Selain hadits di atas, nabi juga seringkali berbicara tentang masalah utang. Sebab utang di mata rasulullah bisa mendatangkan kebingungan, kehinaan bahkan kemungkaran. Tak salah jika Rasulullah mengajarkan kepada umat Islam sebisa mungkin meninggalkan utang lantaran “utang itu mendatangkan kebingungan pada waktu malam dan kehinaan pada waktu siang”. (HR. Abu Dawud).
Karena utang bisa mendatangkan kebingungan dan bahkan kehinaan, maka Rasulullah sendiri berlindung dari utang melalui permohonannya pada Allah SWT, “Ya Allah, aku berlindung kepada-Mu dari belenggu utang, belenggu musuh, dan cercaan musuh.” (HR an-Nasa`i).
Selain itu, utang juga dapat mendatangkan suatu kemungkaran. Nabi SAW bersabda, “Apabila seseorang banyak utangnya, maka ia suka berbicara bohong dan suka tidak menepati janji. (HR al-Bukhari)

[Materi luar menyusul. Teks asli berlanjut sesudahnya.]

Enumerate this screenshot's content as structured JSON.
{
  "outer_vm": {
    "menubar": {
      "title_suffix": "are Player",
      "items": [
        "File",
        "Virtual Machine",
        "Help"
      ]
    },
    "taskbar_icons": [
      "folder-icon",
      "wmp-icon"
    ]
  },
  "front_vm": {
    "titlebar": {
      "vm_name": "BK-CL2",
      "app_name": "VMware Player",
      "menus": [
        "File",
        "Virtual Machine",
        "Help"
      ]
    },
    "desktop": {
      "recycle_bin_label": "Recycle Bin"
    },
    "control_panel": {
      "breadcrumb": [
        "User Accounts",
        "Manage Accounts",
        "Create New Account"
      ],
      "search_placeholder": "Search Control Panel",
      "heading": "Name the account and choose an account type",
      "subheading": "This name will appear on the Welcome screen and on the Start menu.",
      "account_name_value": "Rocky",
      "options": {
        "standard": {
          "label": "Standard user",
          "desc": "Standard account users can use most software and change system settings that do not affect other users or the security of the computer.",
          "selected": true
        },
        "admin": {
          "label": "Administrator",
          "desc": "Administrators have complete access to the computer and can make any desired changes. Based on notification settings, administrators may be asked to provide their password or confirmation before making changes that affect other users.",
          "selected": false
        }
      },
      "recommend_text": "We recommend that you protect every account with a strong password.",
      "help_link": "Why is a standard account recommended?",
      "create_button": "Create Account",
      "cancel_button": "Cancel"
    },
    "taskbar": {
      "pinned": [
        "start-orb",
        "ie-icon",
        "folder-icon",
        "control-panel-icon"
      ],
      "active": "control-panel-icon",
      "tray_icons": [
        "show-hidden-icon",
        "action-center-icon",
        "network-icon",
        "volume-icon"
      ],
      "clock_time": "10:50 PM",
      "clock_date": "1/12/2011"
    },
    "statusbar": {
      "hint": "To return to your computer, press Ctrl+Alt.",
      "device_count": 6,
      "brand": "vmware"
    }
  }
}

Sejalan dengan akibat buruk yang ditimbulkan “utang” itu, maka Nabi SAW menganjurkan umatnya supaya menolong orang yang mempunyai utang. Setelah Islam mendapat kemenangan, bahkan Nabi bersabda, “Aku lebih utama mengurusi orang-orang mukmin daripada dirinya sendiri, maka barangsiapa yang meninggal dunia dan mempunyai utang, maka akulah yang akan membayarnya.” (HR al-Bukhari dan Muslim).
Berdasarkan hadits di atas itu, ulama fiqh sepakat mengatakan persoalan utang umat Islam yang tak mampu membayarnya jadi tanggung jawab penguasa, yang diambil dari baitulmal (kas negara).
Karena itu, garim merupakan satu dari delapan kelompok (asnaf) manusia yang berhak menerima zakat. Al-Qur`an dengan jelas menyebut, “Sesungguhnya zakat-zakat itu, hanya untuk orang-orang fakir, orang-orang miskin, pengurus-pengurus zakat, para muallaf yang dibujuk hatinya, untuk (memerdekakan) budak, orang-orang yang berutang, untuk jalan Allah dan orang-orang yang dalam sedang dalam perjalanan sebagai satu ketetapan yang diwajibkan Allah dan Allah Mengetahui lagi Maha Bijaksana.” (QS. At-Taubah [9]: 60).
Menurut Imam Abu Hanifah, garim adalah orang yang mempunyai utang dan tak memiliki bagian harta yang lebih untuk membayar utang itu. Pengertian garim berbeda dengan dan tidak selalu termasuk dalam pengertian miskin. Karena orang miskin adalah orang yang penghasilannya tidak memadai untuk menutupi kebutuhan hidupnya, sedang garim adalah orang yang berutang yang kadangkala berpenghasilan cukup untuk memenuhi kebutuhan hidupnya tapi penghasilannya itu tidak berlebih sehingga tidak mampu membayar atau melunasi utangnya.
Imam Malik, Imam Syafi`i dan juga Imam Ahmad membagi garim dalam dua golongan. Pertama, orang yang mempunyai utang untuk kemaslahatan diri sendiri. Ulama fiqh berbeda pendapat tentang golongan ini, yakni apa ia berhak menerima zakat atau tidak. Abu Hanifah, Imam Syafi`i dan Imam Ahmad menyatakan orang yang berutang berhak menerima zakat tanpa syarat. Adapun besarnya zakat yang boleh diberikan orang yang berutang itu sebesar utang yang harus dibayarnya. Tetapi, Imam Malik menentukan syarat-syarat tertentu yang menyebabkan garim (orang yang berutang) berhak menerima zakat.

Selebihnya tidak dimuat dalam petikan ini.